Si no fuera por él, habría abandonado esta serie en el primer capítulo. Y lo malo es que encima que seguí la serie por él, ¡luego acabó fatal! La última decisión de Kenken me decepcionó. Pero en realidad fueron los guionistas los que me decepcionaron y enfadaron muchísimo. Como espectadora sentí que jugaban conmigo porque esta serie se puede dividir en dos. En la primera mitad Kenken está con la asquerosa de su novia (hasta que el chiquillo pilla a su novia con el otro), y Chie dice que está loquita por Shouhei, y está obsesionada con ganarse su amor ayudándole a ligarse a la profesora. Y en la segunda mitad, Kenken se da cuenta de que Chie, la que fue su primer amor, ¡está ahí de verdad, tras once años! Y se enamora otra vez de ella. La corteja. Trata de que Chie deje de pensar en el idiota feucho y le redescubra a él. Parece que a Chie le está empezando a hacer tilín Kenken, y por eso estaba emocionadísima yo. Creía que al final se cumpliría mi sueño, ¡Kenken y Chie juntos y amándose! Y parecía que era así hasta el último capítulo donde la historia pega otro giro y vuelve a arruinarse todo. Kenken se queda con el corazón roto. Y Chie y el cerdo de Shouhei acaban felices y comiendo perdices. Y yo me quedé con cara de idiota y pensando que se habían burlado de mi, que me habían estafado.
 


Lo mejor de la serie eran los diez minutos finales, donde siempre soltaban alguna perlita que me hacía querer seguir dándole una oportunidad a la serie. Y Kenken, ¡Kenken era mi verdadera razón para ver esta serie!

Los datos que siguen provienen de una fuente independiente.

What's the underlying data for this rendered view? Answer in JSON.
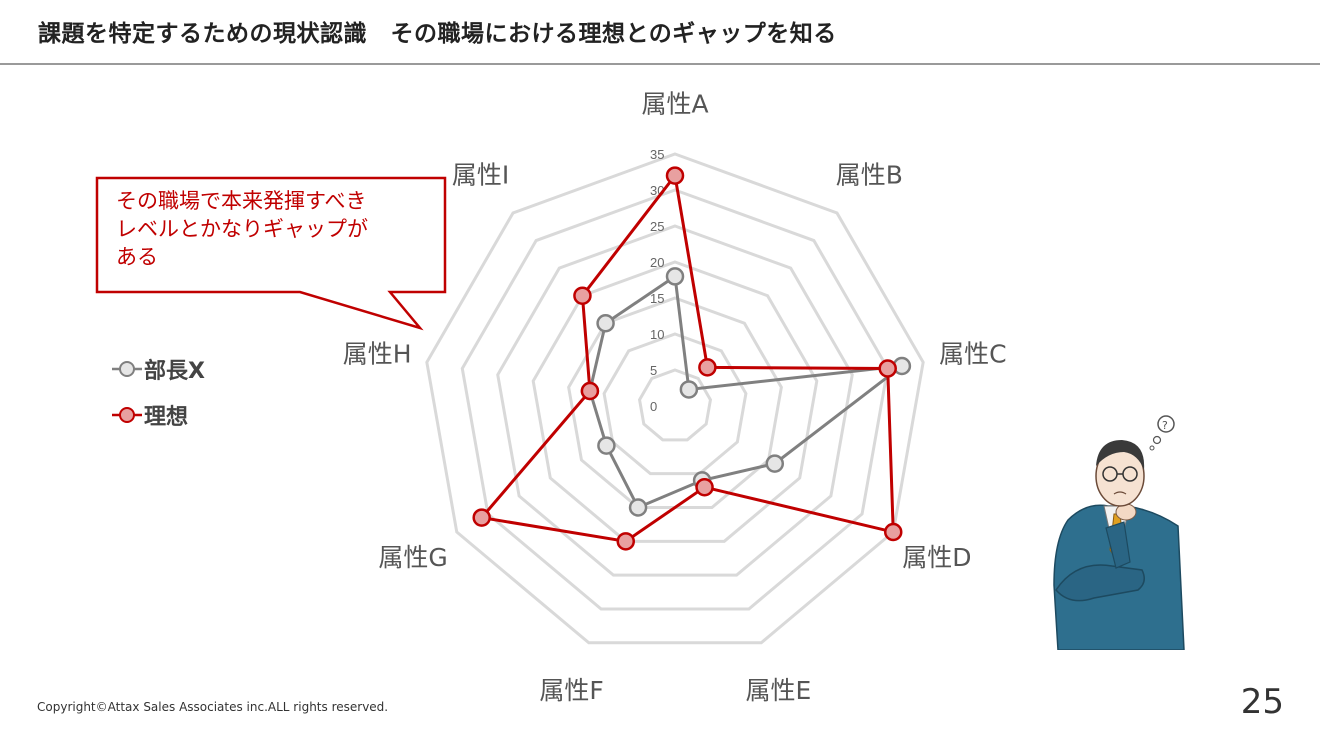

Y ese posible romance con Chie, que me tenía mordiéndome las uñas y suspirando como una loca. Además, el travieso era el mismo actor, Narimiya Hiroki, que interpretaba a Nobu en los live action's de Nana, y el capitán de futbol era ni más ni menos que Oguri Shun, el actor favorito de una amiga mía. Quitando eso... este dorama era tonto en la mayor parte de las ocasiones, nunca pasaba nada, siempre era todo muy aburrido y muy repetitivo, era como un bucle que se repetía y se repetía y volvía a repetirse.

Me cansó muchísimo las ganas de echar un polvo que tenían estos chicos. Es que eran desquiciantes. Lo único que hacían era desesperarse por seguir siendo vírgenes y tratar de buscar chicas que estuvieran dispuestas a librarles de la dichosa virginidad. Y lo gracioso es que sus esfuerzos son en vanos, empiezan siendo vírgenes, y a pesar de las mil ocasiones, acaban con su virginidad intacta.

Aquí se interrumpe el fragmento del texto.